Today, users and customers are driven by response rates to their online requests. It’s no longer good enough to just have a request run to completion, it also has to fit within the perceived limits of “fast enough”. Yet, as we continue to build cloud-native applications with microservice architectures, driven by container orchestration like Kubernetes in public clouds, we need to understand the behavior of our system across all aspects, not just one.
Honestly, we’re monitoring to keep our users happy. We need a way to measure the occurring “happiness” as the system moves in real-time. This isn’t about tracking a single journey through the application; it’s about tracking the continued customer journey through your application and understanding the impact of changes.
Philosophically, we can say that the customer’s view on success and happiness is singular. They care about the request, its success or failure and its duration. Again, it’s a singular point of view, this request at this time. We live in an instant gratification society. An oft-maligned study from Microsoft says the human attention span is 8 seconds. A Google study on mobile page time and its impact on bounce rates that as simple page load times approach 5 seconds, bounce rates approach 90%. People dislike being bored, and waiting, especially in our digital age, is boring. Boring never wins.
However, the typical DevOps engineer’s view is over a workload. They care about the requests, with the also plural latencies, rates and the amount of concurrency. They also need the underlying system resources and associated components behavior. Aggregation is the go-to model here, and often RED (Rate, Errors, Duration) is the chosen monitoring approach.
These are related but not the same. And the ability to disaggregate from our metrics to our traces is crucial. Our customers are interested in their experience, where our DevOps engineer is interested in the overall performance. Neatly enough, observability gives us the capacity to do both, with the appropriate data retention in place.

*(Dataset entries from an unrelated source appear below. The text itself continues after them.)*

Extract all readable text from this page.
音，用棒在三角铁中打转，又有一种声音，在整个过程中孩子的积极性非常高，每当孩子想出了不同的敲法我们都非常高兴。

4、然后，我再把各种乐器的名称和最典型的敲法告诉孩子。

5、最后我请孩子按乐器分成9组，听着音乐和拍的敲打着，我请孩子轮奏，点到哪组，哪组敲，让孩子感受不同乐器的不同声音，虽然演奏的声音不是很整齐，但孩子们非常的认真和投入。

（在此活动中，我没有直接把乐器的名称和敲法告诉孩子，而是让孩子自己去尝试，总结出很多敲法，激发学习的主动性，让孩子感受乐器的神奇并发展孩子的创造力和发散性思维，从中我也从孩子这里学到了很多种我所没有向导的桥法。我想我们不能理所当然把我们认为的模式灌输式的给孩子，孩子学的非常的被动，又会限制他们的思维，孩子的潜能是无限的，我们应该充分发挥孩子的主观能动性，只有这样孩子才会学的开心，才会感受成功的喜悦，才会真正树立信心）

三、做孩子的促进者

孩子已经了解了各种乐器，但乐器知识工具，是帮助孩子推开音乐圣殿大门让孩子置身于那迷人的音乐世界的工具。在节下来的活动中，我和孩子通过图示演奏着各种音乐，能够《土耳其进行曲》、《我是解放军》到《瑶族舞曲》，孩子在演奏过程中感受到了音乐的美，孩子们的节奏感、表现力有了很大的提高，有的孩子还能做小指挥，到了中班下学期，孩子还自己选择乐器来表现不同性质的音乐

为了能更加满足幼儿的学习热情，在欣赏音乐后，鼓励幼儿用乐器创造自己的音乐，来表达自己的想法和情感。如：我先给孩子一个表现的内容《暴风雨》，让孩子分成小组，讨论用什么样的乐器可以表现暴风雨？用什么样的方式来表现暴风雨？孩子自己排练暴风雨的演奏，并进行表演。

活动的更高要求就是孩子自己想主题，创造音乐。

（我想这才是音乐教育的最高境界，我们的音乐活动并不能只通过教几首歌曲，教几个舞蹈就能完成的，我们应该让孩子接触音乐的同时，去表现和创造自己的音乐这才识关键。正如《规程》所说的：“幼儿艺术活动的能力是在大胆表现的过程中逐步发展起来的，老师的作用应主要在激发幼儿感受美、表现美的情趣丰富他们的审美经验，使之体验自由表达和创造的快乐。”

Observability is what gets our data in place; it's the attribute of a system that gives us the state information that allows us to track and infer the behavior with the system. That data is generally defined into three pillars of data and signals, metrics, traces and logs. That data allows us to look at the infrastructure components as well as the application components. And in a system where the data is complete, often called full-fidelity data, we can see all the into the individual behavior of a request.
Here’s a RED example. It shows requests averaging 5.8 requests per second over the last ten seconds. It also shows that all of the requests have completed successfully. So the system is handling requests and completing successfully. And from an operations view, it looks like the system is behaving pretty well.
But it shows a duration over 5 seconds on average over the last ten seconds. Given a normal distribution curve, this is likely not good for at least one of the customers. So our observability data is telling us that there is likely some level of customer unhappiness creeping into the system.
But with our distributed tracing data, we can take a look at a specific trace. In this case, we dug into one of the long duration traces and can find that we have a timeout problem.
With our deeper cardinality, we can also spot a likely cause. Look closely at the tags and spot the one labeled “userId”. If you look at the value for it, you’ll see it is a space (“ “). Our system, for some reason, has passed an empty field.
And with this information, we can jump into the specific log files for the service of interest and discover what is going on. Maybe it’s a mishandled invalid "userId". Maybe it’s a lookup glitch. The logs will help us uncover the answers, now that our metrics and traces have helped determine what and where things are going wrong.
It’s worth noting that this approach is most successful when you have access to all the data, often called full-fidelity trace (and metric) data. Systems that sample or restrict access to data (such as looking for failures or outliers) would miss the impact and potentially not even allow you to determine the specific event.
So keep in mind that user happiness is driven by the request success or failure and its duration. Make use of observability data to provide a proxy of user happiness through monitoring metrics with dashboards like RED. Drop into distributed tracing to understand the complete user experience, both in a single transaction and over time. And use logs to help determine the best way to resolve underlying issues to keep those users smiling.